To lighten the load, we split the work in half. Paisley and I did a lot of the calculations and Emerson and Luciano did most of the drawing and cutting. Once we did all of our calculations and made our shapes and stuck them to the door, we realized we had done something really wrong. We were off by about half of the surface area we needed! We were almost out of time and we still had almost 14 more shapes to make. In our heads we were all like “This is the end!” But… then….💡*ding*. A light bulb went off in our heads. We thought back to the beginning of the project when our teacher told us that a surface is anything you can paint.

 

So we had the brilliant idea to just simply open the top of our triangular prism because the we had the inside faces of the shape as well. Which, technically, doubled our surface area. So we got to work using these awesome sharp thingies, cutting open our shapes. After we had done this, put the shapes on the door and calculated the surface area, we realized we were only off by a tiny bit.
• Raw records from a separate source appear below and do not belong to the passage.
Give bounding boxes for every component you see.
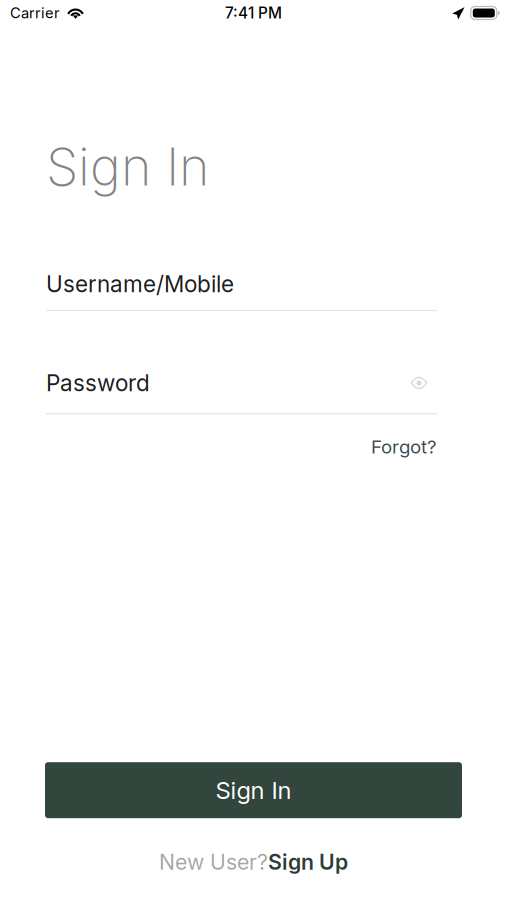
button[interactable]: Username/Mobile (46, 273, 437, 295)
button[interactable]: Password (46, 372, 405, 394)
button[interactable]: New User? (159, 849, 348, 875)
button[interactable]: Forgot? (371, 435, 437, 458)
staticText: Sign Up (268, 849, 348, 875)
staticText: Sign In (216, 776, 292, 805)
staticText: Username/Mobile (46, 270, 234, 298)
staticText: Sign In (46, 135, 209, 198)
staticText: Forgot? (371, 435, 437, 458)
button[interactable]: Sign In (45, 762, 462, 818)
button[interactable]: Show password (405, 372, 437, 394)
staticText: Password (46, 369, 150, 397)
staticText: Carrier (10, 4, 60, 22)
staticText: 7:41 PM (225, 4, 282, 22)
staticText: New User? (159, 849, 268, 875)
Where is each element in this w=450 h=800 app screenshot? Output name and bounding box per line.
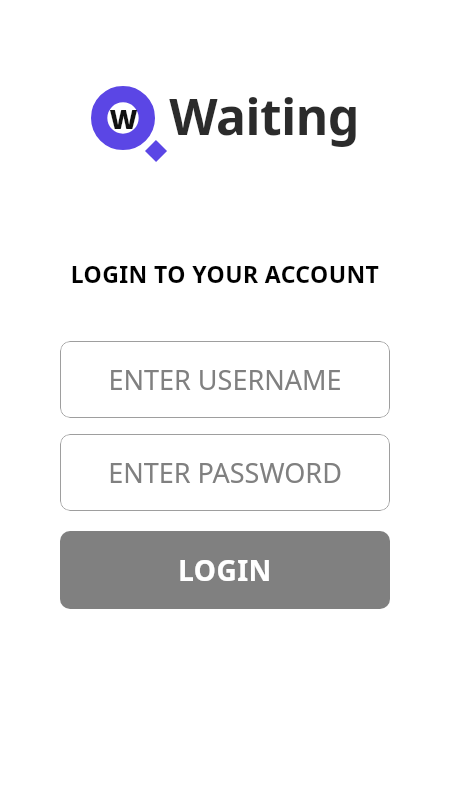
button[interactable]: LOGIN	[60, 531, 390, 609]
staticText: ENTER PASSWORD	[108, 454, 342, 491]
staticText: Waiting	[169, 82, 359, 150]
staticText: ENTER USERNAME	[108, 361, 342, 398]
button[interactable]: ENTER USERNAME	[60, 341, 390, 418]
button[interactable]: ENTER PASSWORD	[60, 434, 390, 511]
staticText: LOGIN TO YOUR ACCOUNT	[0, 258, 450, 289]
staticText: W	[109, 100, 138, 137]
staticText: LOGIN	[178, 551, 272, 589]
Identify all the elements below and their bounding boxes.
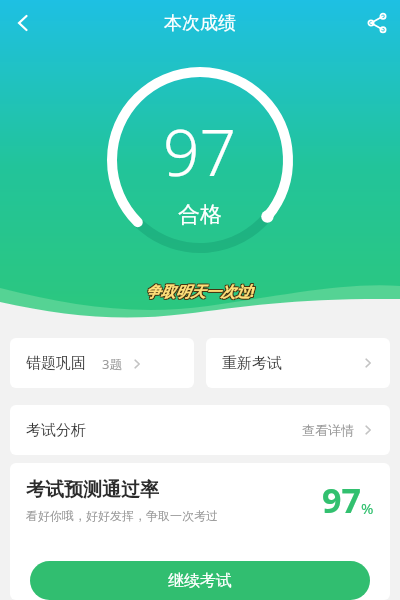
staticText: 考试分析 [26,421,86,440]
button[interactable]: 重新考试 [206,338,390,388]
staticText: 争取明天一次过! [146,282,256,302]
staticText: 97 [322,477,361,523]
staticText: % [361,498,374,518]
staticText: 合格 [178,201,222,229]
staticText: 争取明天一次过! [146,281,256,301]
staticText: 考试预测通过率 [26,478,159,502]
staticText: 看好你哦，好好发挥，争取一次考过 [26,508,218,523]
button[interactable]: Back [0,0,46,46]
staticText: 查看详情 [302,422,354,438]
staticText: 97 [163,108,237,195]
staticText: 争取明天一次过! [144,281,254,301]
staticText: 3题 [102,355,123,373]
staticText: 争取明天一次过! [145,280,255,300]
staticText: 继续考试 [168,571,232,591]
staticText: 争取明天一次过! [145,281,255,301]
button[interactable]: 继续考试 [30,561,370,600]
staticText: 争取明天一次过! [146,280,256,300]
button[interactable]: Share [354,0,400,46]
staticText: 重新考试 [222,354,282,373]
staticText: 争取明天一次过! [144,282,254,302]
staticText: 本次成绩 [164,12,236,35]
button[interactable]: 错题巩固 [10,338,194,388]
staticText: 错题巩固 [26,354,86,373]
staticText: 争取明天一次过! [144,280,254,300]
staticText: 争取明天一次过! [145,282,255,302]
button[interactable]: 考试分析 [10,405,390,455]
So we made a tiny cube to finish off the left over surface area. Our section is the bottom right corner, you can see it in the picture below 👇👇

The finished product!!

The last thing we had to do to end the project was a technical report. We had to write a paper of all of our calculations and nets and all of that other mathematical jazz.

 

At first this project seemed pointless, why would you want to increase the surface area of any door by 5 times? There is just no point. But through out the project, I slowly realized it went deeper than that. We were learning how to use complex formulas, how to create a net, and how to think, there was a lot of thinking involved. And when I say a lot, I mean A LOT!! So by the end, I knew more than I knew before which is important. And the door also looked pretty cool….. until one day, the whole entire paper, all of the shapes and everything, just flopped right of the door. It was pretty depressing. Anyway, that’s not the point. I learned more about surface area than I ever had during this project and I also learned how to think outside of the box a little bit, I never would have thought to cut open the shapes if it wasn’t for this project. Who knew you could learn so much by covering a door completely in paper shapes. Definitely not me!